90 Miles Inside Chicago: Understanding Taxi and Ridesharing Segments of Chicago
This is a final project for our Data Mining and Wrangling class held from May 2020 to August 2020. This was created alongside my Term 2 learning teammates: Ethan Casin, DK Go, Karl Navarro, and Daryll Tumambing. For this project, we were tasked to:
1. collect data via an API or by web scraping 2. conduct vector representation, feature selection and/or dimensionality reduction, and clustering
The findings of our final project were then presented to the public.
Research question
Uber, Lyft, and Sidecar, generally known as ridesharing companies, are recognized in the City of Chicago as Transportation Network Providers (TNP). With the rapidly changing industry for both taxis and TNPs, we wish to analyze the various factors that can affect their revenue stream. What are the various customer segments faced by Chicago taxi and ride-hailing drivers? Aside from fare pricing, what else should drivers look into? For those entering the market as a driver for either industry, what can they expect? Are there certain locations or routes to focus on to maximize income? What is the best time to operate?
About the data
We used the City of Chicago’s Open Data API on Transportation Network Providers (TNP) and taxi transactions. On this project, we limited it to only 2019 data. Both datasets contain approximately 100 million rows of data pertaining to trip transactions for both transportation type happening in the city. It includes information on a trip’s pick-up and drop-off location, approximated time, fare, tips, distance and duration. See columns used from this dataset below.
Methodology
- Scraping. Data was first scraped from the Chicago data portal for both the taxi and TNP datasets. Because of the huge amount of data for each dataset and the limitation by the endpoints of 5000 records per request, they were iteratively gathered from the API endpoints and written into a database.
- Clean-up and Sampling. The datasets are too large to be processed so the datasets were randomly sampled to a more manageable size. During the process, some clean-up steps were done and imputation of null values. The datasets were also evenly sampled later for equal parts taxi and TNP datapoints.
- Dimentionality Reduction. Using Principal Component Analysis, the number of features used for clustering were reduced.
- Clustering. We applied \(k\)-medians clustering on the reduced dimensions and chose an appropriate number of clusters based on inertia and the Calinski-Harabasz score.

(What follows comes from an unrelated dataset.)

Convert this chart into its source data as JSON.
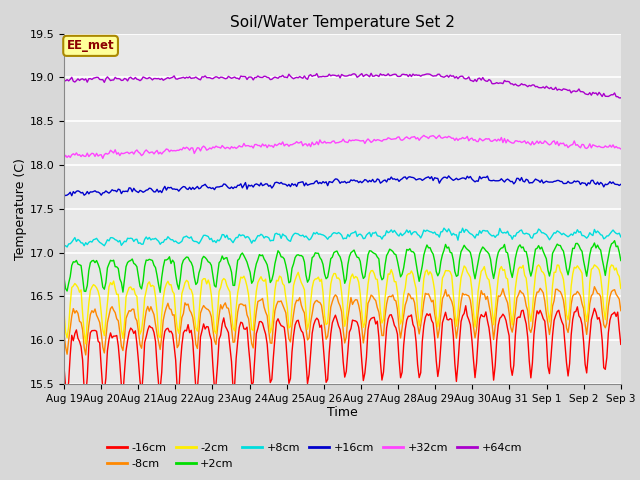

- Exploratory Data Analysis. Each of the clusters were then studied to bring out insights on the segments and behavior of the passengers.
Insights
Heatmap of customer segments’ pickup locations.
- By conducting singular value decomposition (SVD) as a dimensionality reduction method and then k-medians as a clustering method, we found a total of four clusters which we each identified as customer segments. The clustering created customer segments based on trip duration and distance.
- Segment 1 has the lowest paid fare and tip due to having the shortest trip distance and duration. It is also composed mainly of taxis and is traveling mostly within Near North Side.
- Segment 2, on the other hand, is situated near South Side with the most frequent route being between Near North Side and the Loop.
- Coming from Garfield Ridge, which is a small community, is Segment 3 which has the highest ratio of TNPs.
- And finally, we have Segment 4, which has the highest paid fare and tip with the longest trip distance and duration. However, the travel pattern observed for this segment is quite erratic which made us conclude that customers from this segment are visitors of the city unlike other segments which are composed of locals.
For a quick summary, here’s a table.
Segment 1 | Segment 2 | Segment 3 | Segment 4 | |
---|---|---|---|---|
Fare | Lowest amount paid, shortest duration and distance | 3rd place in highest amount paid, 3rd place in trip duration and distance | 2nd place in highest amount paid, 2nd place in trip duration and distance | Highest amount paid, longest duration and distance |
Transport Type | Taxi | Ridesharing | ||
Time | Erratic | |||
Frequent pickup community area | Near North Side / The Loop | Near South Side | Garfield Ridge | O’Hare |
Route | Within Near North Side | Near North Side to The Loop | O’Hare to Near North Side | O’Hare to Near North Side |
We find that the clustering brough about customer segments with varying travel behaviors, in terms of the basic trip features, their travel patterns, and routes.